Sunday, October 25, 2009

Wine, with brunch


Aside from infrequent mimosas, wine is not something I drink before noon. But my love of both prosecco and brunch made Eva's invitation to a four-course Sunday brunch with wine pairings irresistible. Pinot nior and lamb hash? Don't mind if I do!

The event was the innagural collaboration between Jack's Cellars and Hudson Public House, adjacent establishments in the relatively uninviting intersection of 15th and Lake City Way. Inside, Hudson pub is warm and open, with friendly staff and a surprisingly ambitious menu.

I can't say every plate was successful -- too courses of duck is a bit odd, the basted eggs were undercooked, and the lamb hash was under-seasoned. Brunch, to me, is not a place to worry over fat or sodium content -- butter it up, and give me some salt. Overall, though, the ingredients were interesting and everything was thoughtful: breakfast food aiming for dinner caliber.

The highlight: a wine flight. Expert pairing and generous pours made restitution for any lacked luster on the plates. Glittering prosecco always makes me happy and I love a full-bodied red, so the first and fourth wines won me over before they hit my palate. We went home with the latter, a 2006 old vine zinfandel from Klinker Brick, and I'll look for the former, Fantinel NV Extra Dry Prosecco, next time I'm in need of bubbles. The first course was a basic cheese and fruit spread (decent figs), and the finale a fairly delicious, very peppery chicken sausage wrapped in a nicely-crispy crepe.

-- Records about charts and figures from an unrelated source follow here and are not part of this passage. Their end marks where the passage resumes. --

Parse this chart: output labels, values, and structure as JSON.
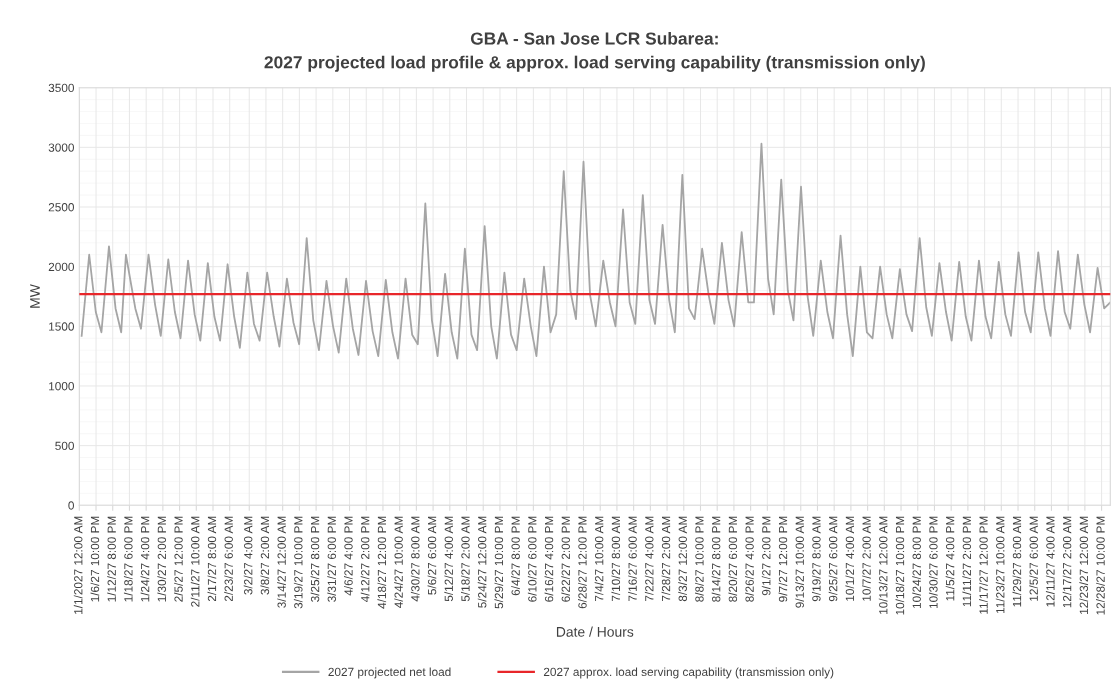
{
  "chart_data": {
    "type": "line",
    "title": "GBA - San Jose LCR Subarea:\n2027 projected load profile & approx. load serving capability (transmission only)",
    "xlabel": "Date / Hours",
    "ylabel": "MW",
    "xlim": [
      "2027-01-01T00:00",
      "2028-01-01T00:00"
    ],
    "ylim": [
      0,
      3500
    ],
    "yticks": [
      0,
      500,
      1000,
      1500,
      2000,
      2500,
      3000,
      3500
    ],
    "xticks": [
      {
        "value": "2027-01-01T00:00",
        "label": "1/1/2027 12:00 AM"
      },
      {
        "value": "2027-01-06T22:00",
        "label": "1/6/27 10:00 PM"
      },
      {
        "value": "2027-01-12T20:00",
        "label": "1/12/27 8:00 PM"
      },
      {
        "value": "2027-01-18T18:00",
        "label": "1/18/27 6:00 PM"
      },
      {
        "value": "2027-01-24T16:00",
        "label": "1/24/27 4:00 PM"
      },
      {
        "value": "2027-01-30T14:00",
        "label": "1/30/27 2:00 PM"
      },
      {
        "value": "2027-02-05T12:00",
        "label": "2/5/27 12:00 PM"
      },
      {
        "value": "2027-02-11T10:00",
        "label": "2/11/27 10:00 AM"
      },
      {
        "value": "2027-02-17T08:00",
        "label": "2/17/27 8:00 AM"
      },
      {
        "value": "2027-02-23T06:00",
        "label": "2/23/27 6:00 AM"
      },
      {
        "value": "2027-03-02T04:00",
        "label": "3/2/27 4:00 AM"
      },
      {
        "value": "2027-03-08T02:00",
        "label": "3/8/27 2:00 AM"
      },
      {
        "value": "2027-03-14T00:00",
        "label": "3/14/27 12:00 AM"
      },
      {
        "value": "2027-03-19T22:00",
        "label": "3/19/27 10:00 PM"
      },
      {
        "value": "2027-03-25T20:00",
        "label": "3/25/27 8:00 PM"
      },
      {
        "value": "2027-03-31T18:00",
        "label": "3/31/27 6:00 PM"
      },
      {
        "value": "2027-04-06T16:00",
        "label": "4/6/27 4:00 PM"
      },
      {
        "value": "2027-04-12T14:00",
        "label": "4/12/27 2:00 PM"
      },
      {
        "value": "2027-04-18T12:00",
        "label": "4/18/27 12:00 PM"
      },
      {
        "value": "2027-04-24T10:00",
        "label": "4/24/27 10:00 AM"
      },
      {
        "value": "2027-04-30T08:00",
        "label": "4/30/27 8:00 AM"
      },
      {
        "value": "2027-05-06T06:00",
        "label": "5/6/27 6:00 AM"
      },
      {
        "value": "2027-05-12T04:00",
        "label": "5/12/27 4:00 AM"
      },
      {
        "value": "2027-05-18T02:00",
        "label": "5/18/27 2:00 AM"
      },
      {
        "value": "2027-05-24T00:00",
        "label": "5/24/27 12:00 AM"
      },
      {
        "value": "2027-05-29T22:00",
        "label": "5/29/27 10:00 PM"
      },
      {
        "value": "2027-06-04T20:00",
        "label": "6/4/27 8:00 PM"
      },
      {
        "value": "2027-06-10T18:00",
        "label": "6/10/27 6:00 PM"
      },
      {
        "value": "2027-06-16T16:00",
        "label": "6/16/27 4:00 PM"
      },
      {
        "value": "2027-06-22T14:00",
        "label": "6/22/27 2:00 PM"
      },
      {
        "value": "2027-06-28T12:00",
        "label": "6/28/27 12:00 PM"
      },
      {
        "value": "2027-07-04T10:00",
        "label": "7/4/27 10:00 AM"
      },
      {
        "value": "2027-07-10T08:00",
        "label": "7/10/27 8:00 AM"
      },
      {
        "value": "2027-07-16T06:00",
        "label": "7/16/27 6:00 AM"
      },
      {
        "value": "2027-07-22T04:00",
        "label": "7/22/27 4:00 AM"
      },
      {
        "value": "2027-07-28T02:00",
        "label": "7/28/27 2:00 AM"
      },
      {
        "value": "2027-08-03T00:00",
        "label": "8/3/27 12:00 AM"
      },
      {
        "value": "2027-08-08T22:00",
        "label": "8/8/27 10:00 PM"
      },
      {
        "value": "2027-08-14T20:00",
        "label": "8/14/27 8:00 PM"
      },
      {
        "value": "2027-08-20T18:00",
        "label": "8/20/27 6:00 PM"
      },
      {
        "value": "2027-08-26T16:00",
        "label": "8/26/27 4:00 PM"
      },
      {
        "value": "2027-09-01T14:00",
        "label": "9/1/27 2:00 PM"
      },
      {
        "value": "2027-09-07T12:00",
        "label": "9/7/27 12:00 PM"
      },
      {
        "value": "2027-09-13T10:00",
        "label": "9/13/27 10:00 AM"
      },
      {
        "value": "2027-09-19T08:00",
        "label": "9/19/27 8:00 AM"
      },
      {
        "value": "2027-09-25T06:00",
        "label": "9/25/27 6:00 AM"
      },
      {
        "value": "2027-10-01T04:00",
        "label": "10/1/27 4:00 AM"
      },
      {
        "value": "2027-10-07T02:00",
        "label": "10/7/27 2:00 AM"
      },
      {
        "value": "2027-10-13T00:00",
        "label": "10/13/27 12:00 AM"
      },
      {
        "value": "2027-10-18T22:00",
        "label": "10/18/27 10:00 PM"
      },
      {
        "value": "2027-10-24T20:00",
        "label": "10/24/27 8:00 PM"
      },
      {
        "value": "2027-10-30T18:00",
        "label": "10/30/27 6:00 PM"
      },
      {
        "value": "2027-11-05T16:00",
        "label": "11/5/27 4:00 PM"
      },
      {
        "value": "2027-11-11T14:00",
        "label": "11/11/27 2:00 PM"
      },
      {
        "value": "2027-11-17T12:00",
        "label": "11/17/27 12:00 PM"
      },
      {
        "value": "2027-11-23T10:00",
        "label": "11/23/27 10:00 AM"
      },
      {
        "value": "2027-11-29T08:00",
        "label": "11/29/27 8:00 AM"
      },
      {
        "value": "2027-12-05T06:00",
        "label": "12/5/27 6:00 AM"
      },
      {
        "value": "2027-12-11T04:00",
        "label": "12/11/27 4:00 AM"
      },
      {
        "value": "2027-12-17T02:00",
        "label": "12/17/27 2:00 AM"
      },
      {
        "value": "2027-12-23T00:00",
        "label": "12/23/27 12:00 AM"
      },
      {
        "value": "2027-12-28T22:00",
        "label": "12/28/27 10:00 PM"
      }
    ],
    "grid": true,
    "legend": "bottom",
    "marker": "none",
    "line_style": "solid",
    "series": [
      {
        "name": "2027 projected net load",
        "color": "#a5a5a5",
        "x": [
          "2027-01-01T20:00",
          "2027-01-04T12:00",
          "2027-01-06T20:00",
          "2027-01-08T20:00",
          "2027-01-11T12:00",
          "2027-01-13T20:00",
          "2027-01-15T20:00",
          "2027-01-17T12:00",
          "2027-01-20T20:00",
          "2027-01-22T20:00",
          "2027-01-25T12:00",
          "2027-01-27T20:00",
          "2027-01-29T20:00",
          "2027-02-01T12:00",
          "2027-02-03T20:00",
          "2027-02-05T20:00",
          "2027-02-08T12:00",
          "2027-02-10T20:00",
          "2027-02-12T20:00",
          "2027-02-15T12:00",
          "2027-02-17T20:00",
          "2027-02-19T20:00",
          "2027-02-22T12:00",
          "2027-02-24T20:00",
          "2027-02-26T20:00",
          "2027-03-01T12:00",
          "2027-03-03T20:00",
          "2027-03-05T20:00",
          "2027-03-08T12:00",
          "2027-03-10T20:00",
          "2027-03-12T20:00",
          "2027-03-15T12:00",
          "2027-03-17T20:00",
          "2027-03-19T20:00",
          "2027-03-22T12:00",
          "2027-03-24T20:00",
          "2027-03-26T20:00",
          "2027-03-29T12:00",
          "2027-03-31T20:00",
          "2027-04-02T20:00",
          "2027-04-05T12:00",
          "2027-04-07T20:00",
          "2027-04-09T20:00",
          "2027-04-12T12:00",
          "2027-04-14T20:00",
          "2027-04-16T20:00",
          "2027-04-19T12:00",
          "2027-04-21T20:00",
          "2027-04-23T20:00",
          "2027-04-26T12:00",
          "2027-04-28T20:00",
          "2027-04-30T20:00",
          "2027-05-03T12:00",
          "2027-05-05T20:00",
          "2027-05-07T20:00",
          "2027-05-10T12:00",
          "2027-05-12T20:00",
          "2027-05-14T20:00",
          "2027-05-17T12:00",
          "2027-05-19T20:00",
          "2027-05-21T20:00",
          "2027-05-24T12:00",
          "2027-05-26T20:00",
          "2027-05-28T20:00",
          "2027-05-31T12:00",
          "2027-06-02T20:00",
          "2027-06-04T20:00",
          "2027-06-07T12:00",
          "2027-06-09T20:00",
          "2027-06-11T20:00",
          "2027-06-14T12:00",
          "2027-06-16T20:00",
          "2027-06-18T20:00",
          "2027-06-21T12:00",
          "2027-06-23T20:00",
          "2027-06-25T20:00",
          "2027-06-28T12:00",
          "2027-06-30T20:00",
          "2027-07-02T20:00",
          "2027-07-05T12:00",
          "2027-07-07T20:00",
          "2027-07-09T20:00",
          "2027-07-12T12:00",
          "2027-07-14T20:00",
          "2027-07-16T20:00",
          "2027-07-19T12:00",
          "2027-07-21T20:00",
          "2027-07-23T20:00",
          "2027-07-26T12:00",
          "2027-07-28T20:00",
          "2027-07-30T20:00",
          "2027-08-02T12:00",
          "2027-08-04T20:00",
          "2027-08-06T20:00",
          "2027-08-09T12:00",
          "2027-08-11T20:00",
          "2027-08-13T20:00",
          "2027-08-16T12:00",
          "2027-08-18T20:00",
          "2027-08-20T20:00",
          "2027-08-23T12:00",
          "2027-08-25T20:00",
          "2027-08-27T20:00",
          "2027-08-30T12:00",
          "2027-09-01T20:00",
          "2027-09-03T20:00",
          "2027-09-06T12:00",
          "2027-09-08T20:00",
          "2027-09-10T20:00",
          "2027-09-13T12:00",
          "2027-09-15T20:00",
          "2027-09-17T20:00",
          "2027-09-20T12:00",
          "2027-09-22T20:00",
          "2027-09-24T20:00",
          "2027-09-27T12:00",
          "2027-09-29T20:00",
          "2027-10-01T20:00",
          "2027-10-04T12:00",
          "2027-10-06T20:00",
          "2027-10-08T20:00",
          "2027-10-11T12:00",
          "2027-10-13T20:00",
          "2027-10-15T20:00",
          "2027-10-18T12:00",
          "2027-10-20T20:00",
          "2027-10-22T20:00",
          "2027-10-25T12:00",
          "2027-10-27T20:00",
          "2027-10-29T20:00",
          "2027-11-01T12:00",
          "2027-11-03T20:00",
          "2027-11-05T20:00",
          "2027-11-08T12:00",
          "2027-11-10T20:00",
          "2027-11-12T20:00",
          "2027-11-15T12:00",
          "2027-11-17T20:00",
          "2027-11-19T20:00",
          "2027-11-22T12:00",
          "2027-11-24T20:00",
          "2027-11-26T20:00",
          "2027-11-29T12:00",
          "2027-12-01T20:00",
          "2027-12-03T20:00",
          "2027-12-06T12:00",
          "2027-12-08T20:00",
          "2027-12-10T20:00",
          "2027-12-13T12:00",
          "2027-12-15T20:00",
          "2027-12-17T20:00",
          "2027-12-20T12:00",
          "2027-12-22T20:00",
          "2027-12-24T20:00",
          "2027-12-27T12:00",
          "2027-12-29T20:00",
          "2027-12-31T23:00"
        ],
        "values": [
          1420,
          2100,
          1620,
          1450,
          2170,
          1650,
          1450,
          2100,
          1650,
          1480,
          2100,
          1680,
          1420,
          2060,
          1620,
          1400,
          2050,
          1600,
          1380,
          2030,
          1580,
          1380,
          2020,
          1580,
          1320,
          1950,
          1520,
          1380,
          1950,
          1580,
          1330,
          1900,
          1530,
          1350,
          2240,
          1550,
          1300,
          1880,
          1500,
          1280,
          1900,
          1480,
          1260,
          1880,
          1460,
          1250,
          1890,
          1450,
          1230,
          1900,
          1430,
          1350,
          2530,
          1550,
          1250,
          1940,
          1450,
          1230,
          2150,
          1430,
          1300,
          2340,
          1500,
          1230,
          1950,
          1430,
          1300,
          1900,
          1500,
          1250,
          2000,
          1450,
          1600,
          2800,
          1800,
          1560,
          2880,
          1760,
          1500,
          2050,
          1700,
          1500,
          2480,
          1700,
          1520,
          2600,
          1720,
          1520,
          2350,
          1720,
          1450,
          2770,
          1650,
          1560,
          2150,
          1760,
          1520,
          2200,
          1720,
          1500,
          2290,
          1700,
          1700,
          3030,
          1900,
          1600,
          2730,
          1800,
          1550,
          2670,
          1750,
          1420,
          2050,
          1620,
          1400,
          2260,
          1600,
          1250,
          2000,
          1450,
          1400,
          2000,
          1600,
          1400,
          1980,
          1600,
          1460,
          2240,
          1660,
          1420,
          2030,
          1620,
          1380,
          2040,
          1580,
          1380,
          2050,
          1580,
          1400,
          2040,
          1600,
          1420,
          2120,
          1620,
          1450,
          2120,
          1650,
          1420,
          2130,
          1620,
          1480,
          2100,
          1680,
          1450,
          1990,
          1650,
          1700
        ]
      },
      {
        "name": "2027 approx. load serving capability (transmission only)",
        "color": "#e8262a",
        "x": [
          "2027-01-01T00:00",
          "2028-01-01T00:00"
        ],
        "values": [
          1770,
          1770
        ]
      }
    ]
  }
}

Our tablemates included another new-homeowning couple. She's the writer/photog for needle+thread, a Seattle street style blog; he's a web developer who recommended Basil Hayden. Regardless of whether one's first passion is fashion, food, or politics, I don't think I've met a Seattlite in years who's life isn't thoroughly knit with technology.

The second and third courses brought Neyers Carneros Chardonnay and Fess Parker Pinot Noir, served with a smoked duck and shallot fritatta and a lamb hash with basted duck egg, respectively. I'm neither a chardonnay nor pinot fan, but found both of these appealing enough to finish at least a glass of each -- possibly due to being already tipsy, among good company, and having nothing more pressing at home than a nap. And, ultimately, this sense of leisure is undoubtedly the most compelling part of a Sunday brunch -- to savor the indulgent, indolent moment between work weeks. If someone wants to pour me a few glasses of wine to aid this endeavor, I will not turn down the invitation.

1 comment:

  1. I love Brian's face in this photo. It's like, "are you going to be taking photos for the blog EVERY time we eat out?"